2024-04-11 09:10:08
In Europe, now that inflation appears to be under control, will interest rates finally fall back to more affordable levels? It is up to the Governing Council of the European Central Bank to decide. At the end of its meeting scheduled for this Thursday in Frankfurt, its president, Christine Lagarde, should make her intentions known.
Christine Lagarde could even announce a first reduction in its key rate this Thursday, the most daring bets. But it must be recognized that they are an ultra-minority. Everyone knows that central bankers hate surprise effects and prefer to communicate their intentions well in advance, just to avoid a heatwave on the markets. But this option is one of the multiple hypotheses discussed by experts. The subject is passionate on the bond markets where traders are making bets on the timetable which will be announced shortly, with a first cut in European rates envisaged in June, during the next meeting of the council of governors. Many people think that the BCE will act faster and stronger than the Federal Reserve.
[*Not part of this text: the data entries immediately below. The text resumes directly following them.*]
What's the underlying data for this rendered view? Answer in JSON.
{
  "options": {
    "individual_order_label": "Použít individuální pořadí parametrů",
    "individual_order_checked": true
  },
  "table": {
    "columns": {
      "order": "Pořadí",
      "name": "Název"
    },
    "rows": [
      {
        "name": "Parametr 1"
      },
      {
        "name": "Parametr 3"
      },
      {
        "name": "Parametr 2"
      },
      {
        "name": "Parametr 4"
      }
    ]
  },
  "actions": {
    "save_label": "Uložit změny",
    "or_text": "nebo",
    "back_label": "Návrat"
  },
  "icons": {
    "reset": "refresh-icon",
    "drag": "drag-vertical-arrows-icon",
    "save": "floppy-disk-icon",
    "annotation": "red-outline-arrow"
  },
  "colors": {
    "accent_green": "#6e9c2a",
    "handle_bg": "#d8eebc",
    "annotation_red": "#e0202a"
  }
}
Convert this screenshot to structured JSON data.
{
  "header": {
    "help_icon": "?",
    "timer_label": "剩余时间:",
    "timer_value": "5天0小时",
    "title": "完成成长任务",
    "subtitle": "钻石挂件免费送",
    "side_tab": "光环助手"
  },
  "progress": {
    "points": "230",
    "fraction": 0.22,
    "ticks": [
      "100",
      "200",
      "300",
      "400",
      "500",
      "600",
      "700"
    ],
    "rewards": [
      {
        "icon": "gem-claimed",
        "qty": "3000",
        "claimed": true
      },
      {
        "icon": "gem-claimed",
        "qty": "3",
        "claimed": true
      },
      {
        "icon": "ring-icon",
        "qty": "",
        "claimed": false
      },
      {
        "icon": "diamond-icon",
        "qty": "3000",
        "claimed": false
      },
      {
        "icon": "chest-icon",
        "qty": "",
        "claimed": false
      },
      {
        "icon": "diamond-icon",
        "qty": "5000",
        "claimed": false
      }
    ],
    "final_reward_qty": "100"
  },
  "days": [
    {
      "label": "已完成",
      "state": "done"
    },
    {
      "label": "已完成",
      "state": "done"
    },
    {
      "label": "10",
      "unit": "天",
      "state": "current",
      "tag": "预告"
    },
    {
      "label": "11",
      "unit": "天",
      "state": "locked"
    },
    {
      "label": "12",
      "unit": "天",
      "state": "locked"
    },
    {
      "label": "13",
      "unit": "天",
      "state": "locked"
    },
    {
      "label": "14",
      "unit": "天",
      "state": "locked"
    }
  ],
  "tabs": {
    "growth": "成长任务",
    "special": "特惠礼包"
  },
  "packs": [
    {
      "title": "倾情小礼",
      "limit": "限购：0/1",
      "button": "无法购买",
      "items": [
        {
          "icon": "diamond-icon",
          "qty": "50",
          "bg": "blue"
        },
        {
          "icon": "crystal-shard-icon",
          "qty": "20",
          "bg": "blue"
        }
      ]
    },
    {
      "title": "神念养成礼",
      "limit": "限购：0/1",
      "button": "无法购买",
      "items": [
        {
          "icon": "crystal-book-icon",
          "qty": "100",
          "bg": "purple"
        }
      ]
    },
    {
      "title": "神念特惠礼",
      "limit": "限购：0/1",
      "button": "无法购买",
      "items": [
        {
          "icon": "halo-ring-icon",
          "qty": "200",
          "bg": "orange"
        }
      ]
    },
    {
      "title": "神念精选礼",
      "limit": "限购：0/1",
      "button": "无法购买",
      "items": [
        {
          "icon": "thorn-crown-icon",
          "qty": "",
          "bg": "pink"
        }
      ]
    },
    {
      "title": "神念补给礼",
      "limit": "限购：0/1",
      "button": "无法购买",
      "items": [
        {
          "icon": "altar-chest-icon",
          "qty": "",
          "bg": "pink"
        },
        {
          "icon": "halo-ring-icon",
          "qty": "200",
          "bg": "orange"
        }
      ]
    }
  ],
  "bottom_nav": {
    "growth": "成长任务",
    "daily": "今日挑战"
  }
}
Read alsoThe Fed and the ECB maneuvering in the face of inflation
A highly anticipated rate cut in June
They estimate that it could cut its rate by 1% in 2024, compared to only 0.65% for the Central Bank of the United States. For the record, the ECB’s key rate is at 4% and that of the Fed at 5.5%. Borrowing is much more expensive in the United States. The European Central Bank will undoubtedly get ahead of the Fed because inflation has really fallen in Europe. It is now only 2.4% in the euro zone, so it is getting closer to the good inflation objective set at 2%. There is no longer any reason to maintain pressure on interest rates. Whereas in the United States, it’s the opposite. Inflation has started to rise again, it was at 3.5% in March, we learned yesterday. In this context, the Fed will take its time; it could postpone its first cut until September. The two monetary zones also diverge in terms of growth.
Also read: The Fed and the ECB ready to let go in the fight against inflation?
The big gap between the United States and Europe
In the United States, activity remained very dynamic. Contrary to what was feared, the policy of raising interest rates did not break growth. La Fed therefore focuses on its price control mission. On the other hand, in Europe, activity has been weak for a year and a half. Businesses are borrowing much less because credit has become too expensive. Like individuals who postpone real estate projects for the same reasons. There is therefore an urgent need to lower key rates to revive growth. This is all the more urgent as the effect on the economy will not be immediate. It will take months before the drop is reflected in credit demand. Giving the signal for a decline would already be a positive signal. Likely to restore confidence to entrepreneurs. Consumers, on the other hand, need something concrete. They do not feel at all the benefits of the anti-inflation fight led by the ECB and notice in the supermarket that the bills are still as steep as ever.